I also found those records from the Glasgow paper and in the San Francisco Call. I have Mr.Brant's crewlist for the trip on the KING EDWARD from Newcastle NSW to San Francisco. On here his last served ship in 1886 was the PORT LOGAN. I assume this trip to Newcastle was the first for the PORT LOGAN, so he must have been on this voyage, but still unclear where he went onboard. I don't have MUN records yet.

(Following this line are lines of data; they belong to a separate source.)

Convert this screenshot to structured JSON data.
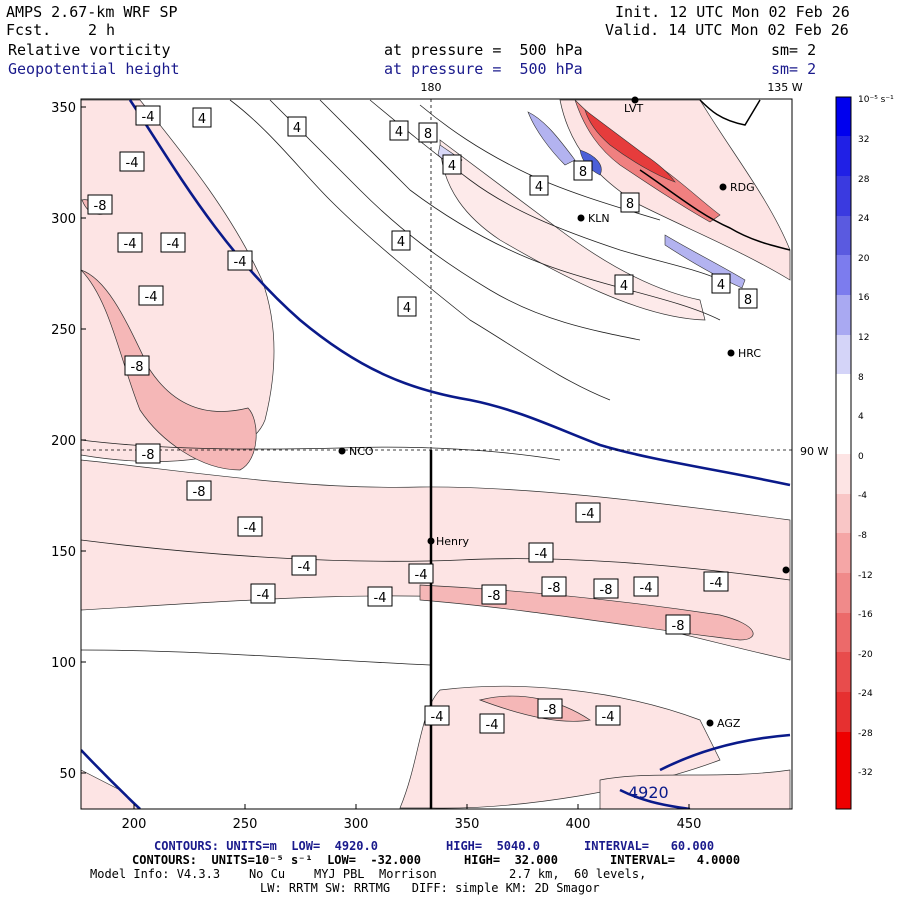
{
  "header": {
    "model": "AMPS 2.67-km WRF SP",
    "fcst_label": "Fcst.",
    "fcst_value": "2 h",
    "init": "Init. 12 UTC Mon 02 Feb 26",
    "valid": "Valid. 14 UTC Mon 02 Feb 26",
    "field1": "Relative vorticity",
    "field1_level": "at pressure =  500 hPa",
    "field1_sm": "sm= 2",
    "field2": "Geopotential height",
    "field2_level": "at pressure =  500 hPa",
    "field2_sm": "sm= 2"
  },
  "colors": {
    "height_contour": "#0a1a8a",
    "pos_strong": "#1e1ee6",
    "neg_strong": "#e61e1e",
    "neg_light": "#fde4e4",
    "neg_mid": "#f5b7b7"
  },
  "map": {
    "meridian_top_label": "180",
    "meridian_right_label": "135 W",
    "lat_right_label": "90 W",
    "height_label": "4920",
    "x_ticks": [
      "200",
      "250",
      "300",
      "350",
      "400",
      "450"
    ],
    "y_ticks": [
      "350",
      "300",
      "250",
      "200",
      "150",
      "100",
      "50"
    ],
    "stations": [
      {
        "id": "LVT"
      },
      {
        "id": "RDG"
      },
      {
        "id": "KLN"
      },
      {
        "id": "HRC"
      },
      {
        "id": "NCO"
      },
      {
        "id": "Henry"
      },
      {
        "id": "AGZ"
      }
    ],
    "vorticity_labels": [
      "-4",
      "4",
      "4",
      "4",
      "8",
      "-4",
      "-8",
      "-4",
      "-4",
      "-4",
      "-4",
      "-8",
      "-8",
      "-8",
      "-4",
      "-4",
      "-4",
      "-4",
      "-4",
      "-8",
      "-8",
      "-8",
      "-4",
      "-8",
      "-4",
      "-4",
      "-4",
      "-8",
      "-4",
      "-4",
      "-4",
      "4",
      "4",
      "4",
      "4",
      "8",
      "8",
      "4",
      "8",
      "4"
    ]
  },
  "colorbar": {
    "unit": "10⁻⁵ s⁻¹",
    "ticks": [
      "32",
      "28",
      "24",
      "20",
      "16",
      "12",
      "8",
      "4",
      "0",
      "-4",
      "-8",
      "-12",
      "-16",
      "-20",
      "-24",
      "-28",
      "-32"
    ]
  },
  "footer": {
    "line1_a": "CONTOURS: UNITS=m  LOW=  4920.0",
    "line1_b": "HIGH=  5040.0",
    "line1_c": "INTERVAL=   60.000",
    "line2_a": "CONTOURS:  UNITS=10⁻⁵ s⁻¹  LOW=  -32.000",
    "line2_b": "HIGH=  32.000",
    "line2_c": "INTERVAL=   4.0000",
    "line3": "Model Info: V4.3.3    No Cu    MYJ PBL  Morrison          2.7 km,  60 levels,",
    "line4": "LW: RRTM SW: RRTMG   DIFF: simple KM: 2D Smagor"
  }
}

Regarding "JAMES & MARGARET" or "JANE & MARGARET" :
This was the last served ship stated 1884 in the crewlist for my gr-gr-grandfather who drowned on the "GERMAN EMPEROR" Aug 1884.
I found a "JAMES & MARGARET" b1861 on the Clydebuilt Ships database: http://www.clydesite.co.uk/clydebuilt/search.asp , but without further information. Also a "JANET & MARGARET" b1878.

Regards,
Chris


----------



## Roger Griffiths (Feb 10, 2006)

Just a quick one.
The JAMES & MARGARET built in 1861 seems to be a 61 ton smack registered in Greenock. official number 29815
She was active around the Irish Sea and Clyde area during the timescale mainly carrying bricks, coal and slates.
May be worth checking with MUN.

Roger

I have checked every source I know from Jan 1882 until Dec 1884. Plenty of Jane's, Margaret's, a Margaret Jane and a Margaret and Jane. No references whatsoever for *JANE and MARGARET*.


----------



## POs Daughter (Apr 29, 2010)

Have you tried searching for a ship named Margrata

regards Louise


----------



## ChrisHBWB (Feb 12, 2010)

*Port Logan*

Hello,

Back to the PORT LOGAN:

I finally have received the crewlist for the PORT LOGAN ! The maiden voyage Greenock/Rio de Janeiro/Australia/USA 1895-97

But sadly: My Gr-Grandfather P.BRANT (and his companion Julius Kartinberg) can't be found in the agreement.
The crewlist of the KING EDWARD from Newcastle/NSW to San Francisco 1896 shows their former ship as Port Logan (attached pic).

Why don't they show up on the crewlist?
I am searching for other ships that arrived in Newcastle 1896, but can't find a similar ship name.
Also compared signature writing, in case of signing with a false name.

What is best thing to do now?

Best regards,
Chris


----------